“COSI’ IL TEMPO PRESENTE” per il “Fuori Expo” della CNA nella vetrina di “Unici per Expo”

 
“COSI’ IL TEMPO PRESENTE”  per il “Fuori Expo” della CNA  nella vetrina di “Unici per Expo”

Al “Fuori Expo” di CNA, nella sede di via Savona 52, si entra nel cuore del Parco Sud di Milano con una mostra fotografica che ruota intorno all’Abbazia di Chiaravalle, luogo fondamentale per lo sviluppo economico della città. A proposito di “Nutrire il pianeta”, furono proprio i suoi monaci cistercensi a inventare la tecnica dei fontanili, che consentì di raddoppiare l’apporto di acqua ai campi, rendendoli incomparabilmente fertili. Da zona acquitrinosa quella del Parco Sud si è trasformata così lungo i secoli in una delle più fertili della Pianura Padana. Il percorso fotografico spazia dalle cascine-aziende agricole ai nuovi paesaggi urbani che delimitano il Parco, fino alle marcite e ai monaci dell’Abbazia di Chiaravalle, in un dialogo costante tra passato, presente e futuro, nella convinzione che dentro il divenire del mondo ogni fine può essere anche un nuovo inizio. Da qui il titolo : L’acqua che tocchi de’ fiumi è l’ultima di quella che andò e la prima di quella che viene. Cosí il tempo presente.
Un interessante lavoro a quattro mani di due aderenti ad AFIP/CNA Professioni, l’Associazione fotografi italiani professionisti presieduta da Giovanni Gastel: Altin Manaf e Andreas Ikomonu, una turca e un greco, una musulmana e un ortodosso, che – citando Leonardo da Vinci – hanno intitolato il loro lavoro dedicato all’Abbazia di Chiaravalle e a tutta la sua affascinante storia  COSI IL TEMPO PRESENTE”. Quaranta foto formato 30×40 divise in tre sezioni. Innanzitutto i monaci, oggi una ventina di persone, colti nelle loro attività quotidiane e sempre immortalati con tempi di scatto lunghi che evidenziano il loro movimento continuo: nel refettorio, in preghiera, al lavoro. L’abbazia venne fondata nell’agosto del 1135 da San Bernardo di Chiaravalle e da un gruppo di monaci Cistercensi provenienti da Clairvaux, in Borgogna. Sono stati loro a bonificare per primi i terreni acquitrinosi e a sperimentare nuove colture nella zona. Non solo: attraverso una complessa rete di rogge e fossati lungo la Vettabia hanno esteso le terre coltivate verso Pavia e Lodi, hanno aumentato la resa e arricchito la qualità del raccolto. Con austerità, preghiera, silenzio e duro lavoro, i principi fondamentali dell’ordine Cistercense.
Una seconda parte della mostra è dedicata alle marcite e ai campi esterni all’Abbazia seguendo come filo d’Arianna il Libro de li prati del monastero di Chiaravalle, taccuino con disegni a mano oggi ben spiegato dalle ricerche della Prof.ssa Maria Luisa Chiappa. L’antico testo documentava le operazioni di misurazione delle terre circostanti l’Abbazia di cui si metteva in luce il complesso reticolo di canali di irrigazione: rogge, fontanili e cavi che alimentavano il sistema delle “marcite”, mantenendo un perenne filo d’acqua che permetteva all’erba di non ghiacciare e di ricrescere velocemente.

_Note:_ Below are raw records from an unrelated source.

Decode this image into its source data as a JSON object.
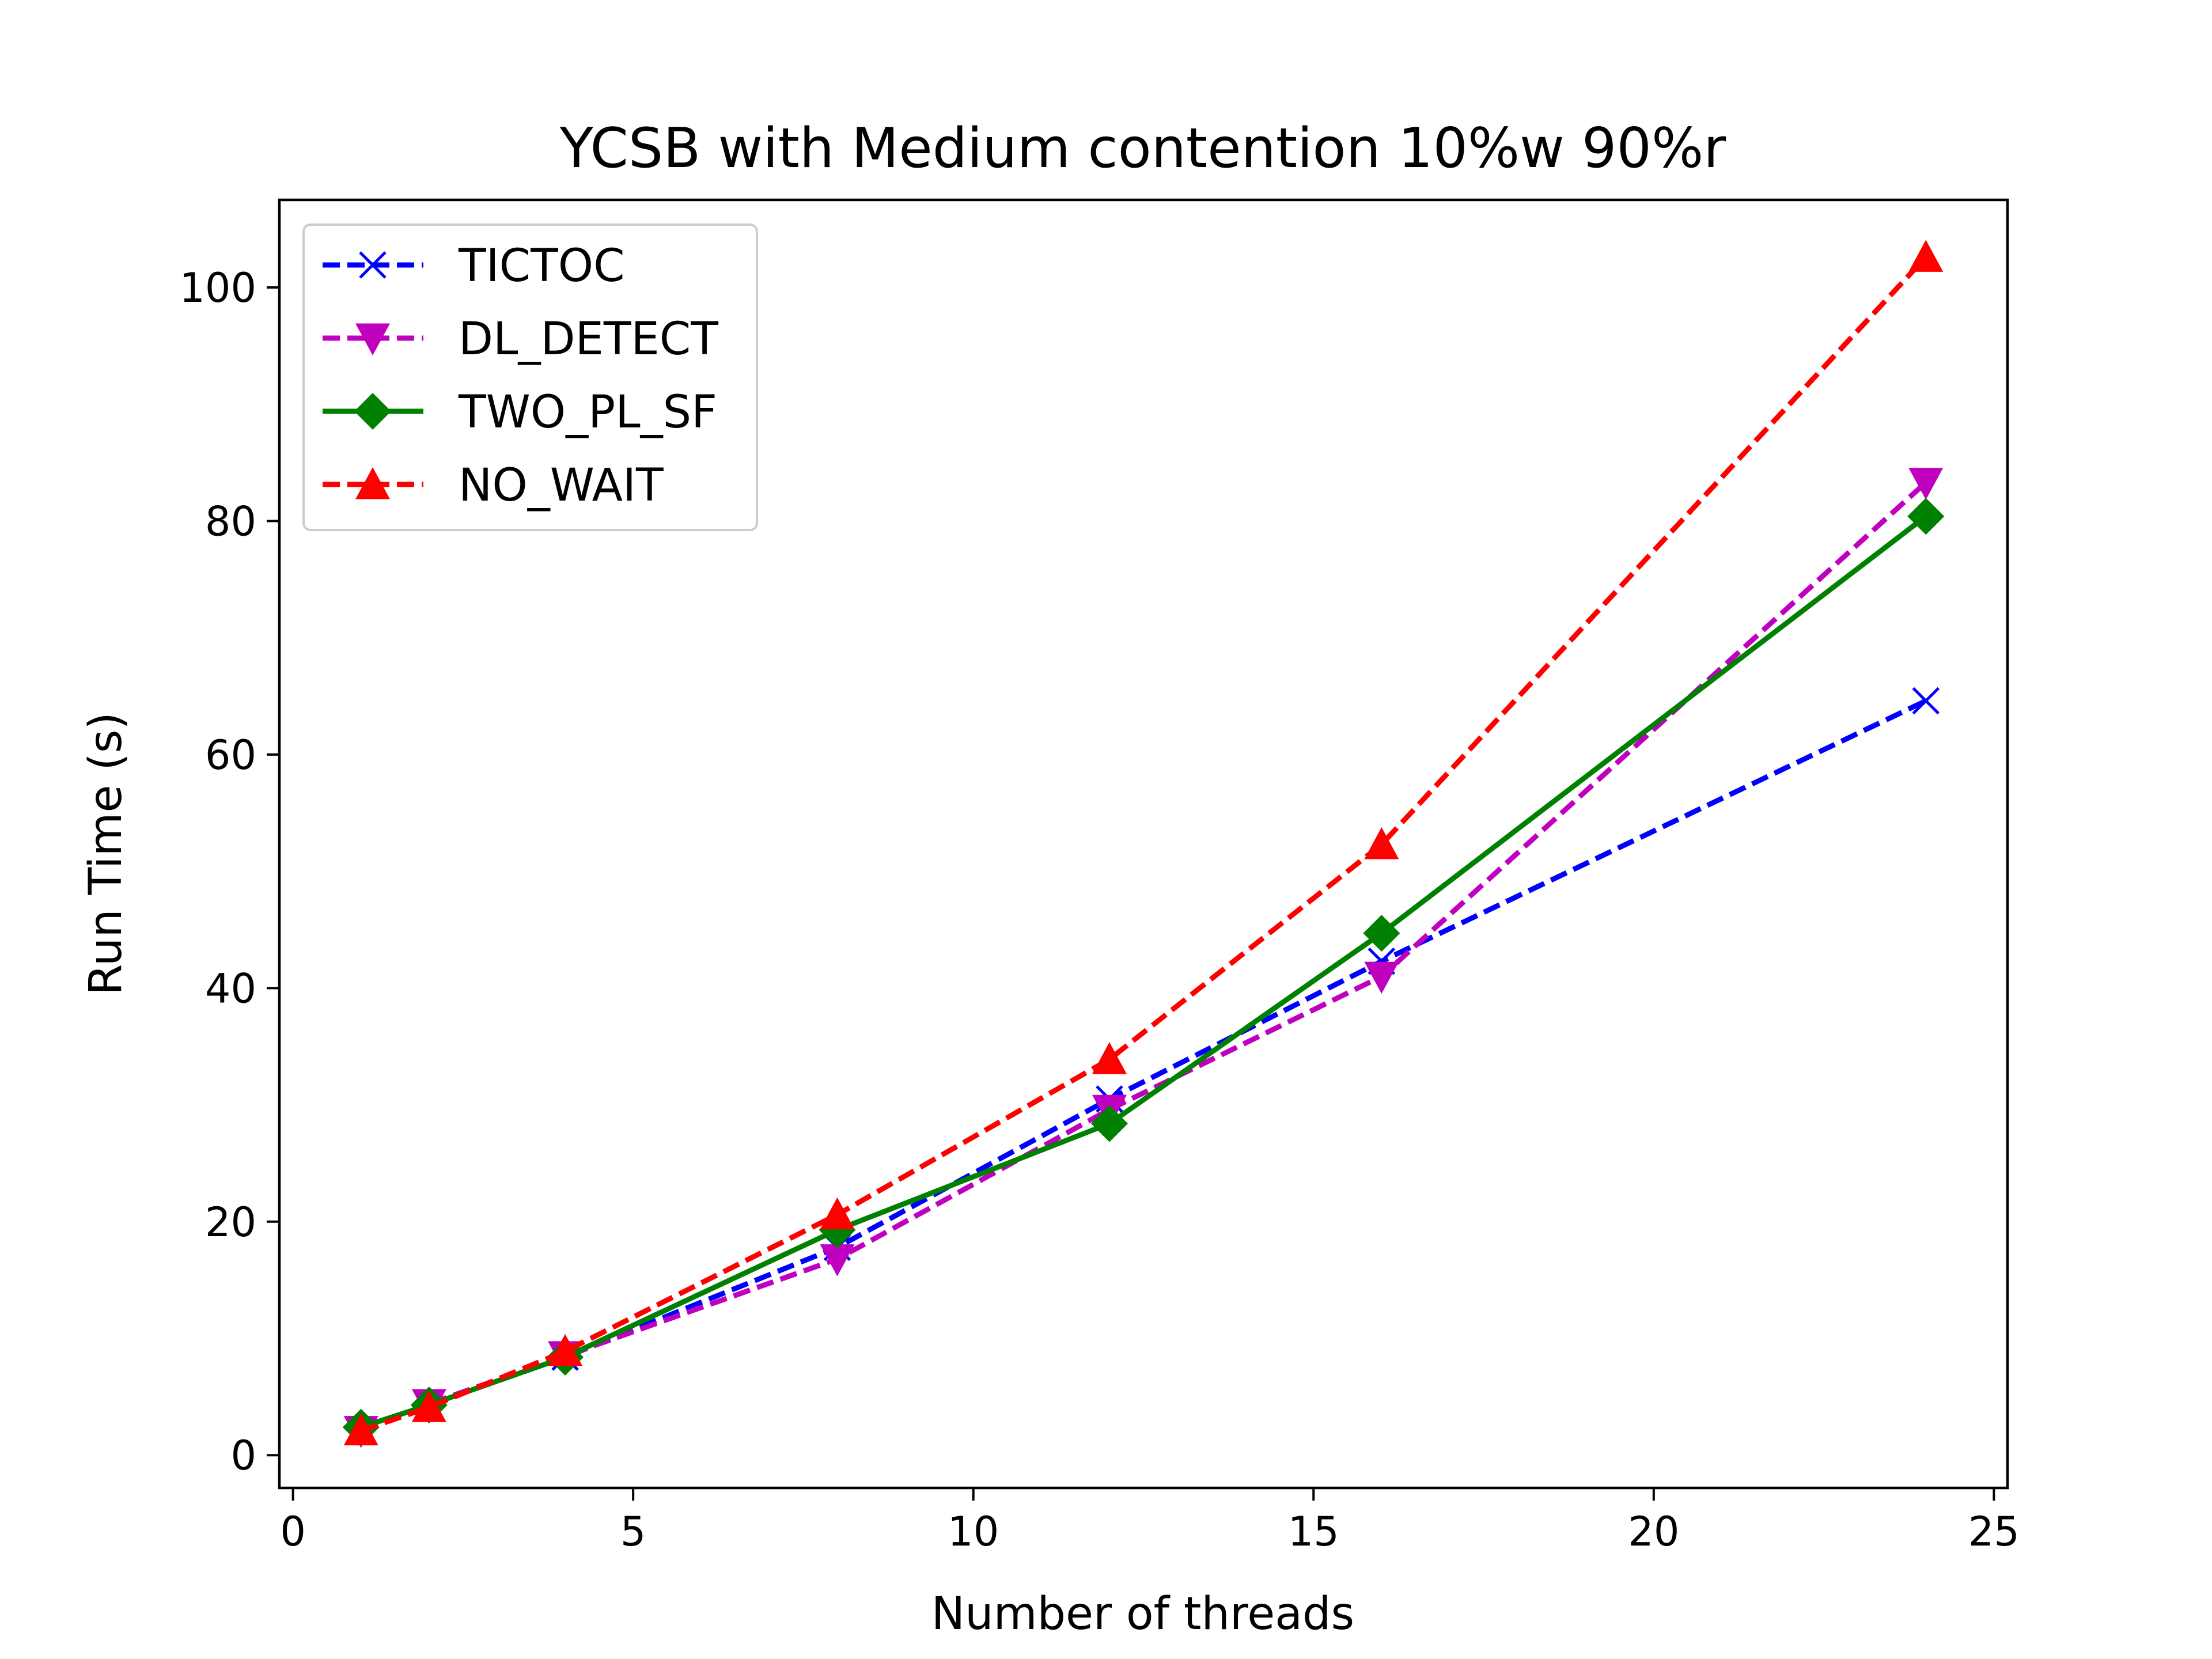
{
  "chart_data": {
    "type": "line",
    "title": "YCSB with Medium contention 10%w 90%r",
    "xlabel": "Number of threads",
    "ylabel": "Run Time (s)",
    "xlim": [
      -0.2,
      25.2
    ],
    "ylim": [
      -2.8,
      107.5
    ],
    "xticks": [
      0,
      5,
      10,
      15,
      20,
      25
    ],
    "yticks": [
      0,
      20,
      40,
      60,
      80,
      100
    ],
    "grid": false,
    "legend_position": "top-left",
    "x": [
      1,
      2,
      4,
      8,
      12,
      16,
      24
    ],
    "series": [
      {
        "name": "TICTOC",
        "color": "#0000ff",
        "dash": "dashed",
        "marker": "x",
        "values": [
          2.2,
          4.3,
          8.4,
          17.8,
          30.5,
          42.3,
          64.6
        ]
      },
      {
        "name": "DL_DETECT",
        "color": "#bf00bf",
        "dash": "dashed",
        "marker": "triangle-down",
        "values": [
          2.1,
          4.4,
          8.5,
          16.8,
          29.6,
          41.0,
          83.3
        ]
      },
      {
        "name": "TWO_PL_SF",
        "color": "#008000",
        "dash": "solid",
        "marker": "diamond",
        "values": [
          2.4,
          4.3,
          8.4,
          19.3,
          28.4,
          44.7,
          80.4
        ]
      },
      {
        "name": "NO_WAIT",
        "color": "#ff0000",
        "dash": "dashed",
        "marker": "triangle-up",
        "values": [
          2.1,
          4.1,
          8.9,
          20.6,
          33.9,
          52.3,
          102.6
        ]
      }
    ]
  }
}
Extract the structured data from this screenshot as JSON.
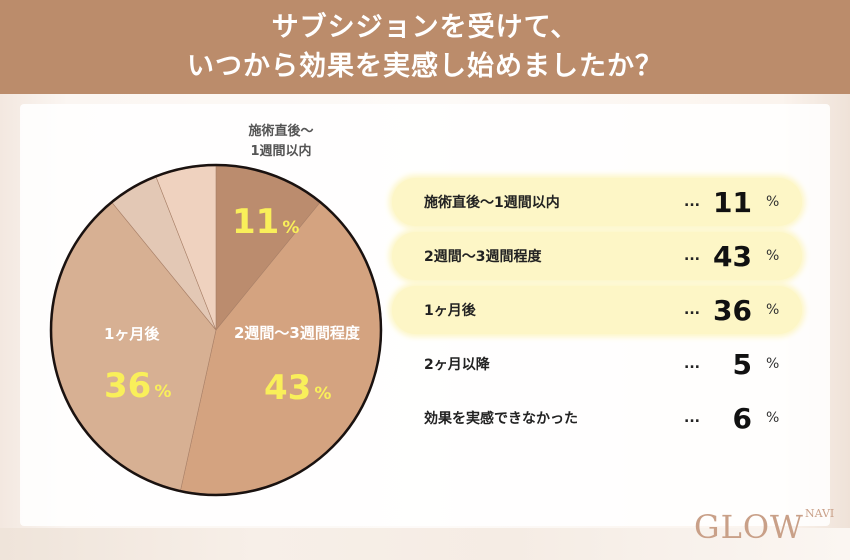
{
  "header": {
    "title_line1": "サブシジョンを受けて、",
    "title_line2": "いつから効果を実感し始めましたか？"
  },
  "chart_data": {
    "type": "pie",
    "title": "サブシジョンを受けて、いつから効果を実感し始めましたか？",
    "start_angle": "12 o'clock",
    "direction": "clockwise",
    "categories": [
      "施術直後〜1週間以内",
      "2週間〜3週間程度",
      "1ヶ月後",
      "2ヶ月以降",
      "効果を実感できなかった"
    ],
    "values": [
      11,
      43,
      36,
      5,
      6
    ],
    "unit": "%",
    "colors": [
      "#bb8c6e",
      "#d4a380",
      "#d7b093",
      "#e3c8b5",
      "#efd2bf"
    ],
    "pie_labels": [
      {
        "name_line1": "施術直後〜",
        "name_line2": "1週間以内",
        "value": "11",
        "pct": "%"
      },
      {
        "name": "2週間〜3週間程度",
        "value": "43",
        "pct": "%"
      },
      {
        "name": "1ヶ月後",
        "value": "36",
        "pct": "%"
      }
    ],
    "legend_position": "right"
  },
  "legend": {
    "rows": [
      {
        "label": "施術直後〜1週間以内",
        "dots": "...",
        "value": "11",
        "pct": "%"
      },
      {
        "label": "2週間〜3週間程度",
        "dots": "...",
        "value": "43",
        "pct": "%"
      },
      {
        "label": "1ヶ月後",
        "dots": "...",
        "value": "36",
        "pct": "%"
      },
      {
        "label": "2ヶ月以降",
        "dots": "...",
        "value": "5",
        "pct": "%"
      },
      {
        "label": "効果を実感できなかった",
        "dots": "...",
        "value": "6",
        "pct": "%"
      }
    ]
  },
  "logo": {
    "main": "GLOW",
    "sub": "NAVI"
  },
  "colors": {
    "header_bg": "#bb8c6b",
    "highlight_bg": "#fdf6c6",
    "pie_value_text": "#f9ef5a"
  }
}
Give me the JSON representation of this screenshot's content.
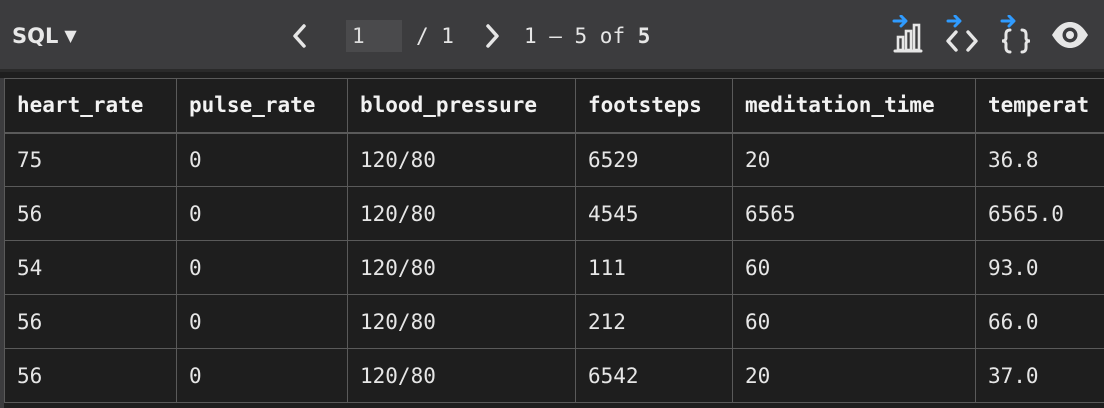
{
  "toolbar": {
    "language": "SQL",
    "language_caret": "▼",
    "prev_glyph": "‹",
    "next_glyph": "›",
    "page_value": "1",
    "page_total": "/ 1",
    "range_prefix": "1 – 5 of ",
    "range_total": "5",
    "icons": [
      "export-chart-icon",
      "export-code-icon",
      "export-json-icon",
      "preview-eye-icon"
    ],
    "accent_color": "#2f9bff"
  },
  "table": {
    "columns": [
      "heart_rate",
      "pulse_rate",
      "blood_pressure",
      "footsteps",
      "meditation_time",
      "temperat"
    ],
    "rows": [
      [
        "75",
        "0",
        "120/80",
        "6529",
        "20",
        "36.8"
      ],
      [
        "56",
        "0",
        "120/80",
        "4545",
        "6565",
        "6565.0"
      ],
      [
        "54",
        "0",
        "120/80",
        "111",
        "60",
        "93.0"
      ],
      [
        "56",
        "0",
        "120/80",
        "212",
        "60",
        "66.0"
      ],
      [
        "56",
        "0",
        "120/80",
        "6542",
        "20",
        "37.0"
      ]
    ]
  }
}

L’ultima parte del percorso ha per oggetto la distruzione portata dal tempo, a cui l’uomo cerca di sottrarsi riallacciando i fili dispersi: con la riforma Napoleonica del 1798 il monastero di Chiaravalle viene soppresso, i monaci dispersi e i possedimenti (esclusa la chiesa) espropriati e venduti all’asta. Parte delle strutture, compreso il Grande Chiostro del Bramante, finiscono distrutte. Soltanto nel 1952, quando i monaci tonano nell’Abbazia, inizia la ricostruzione del monastero.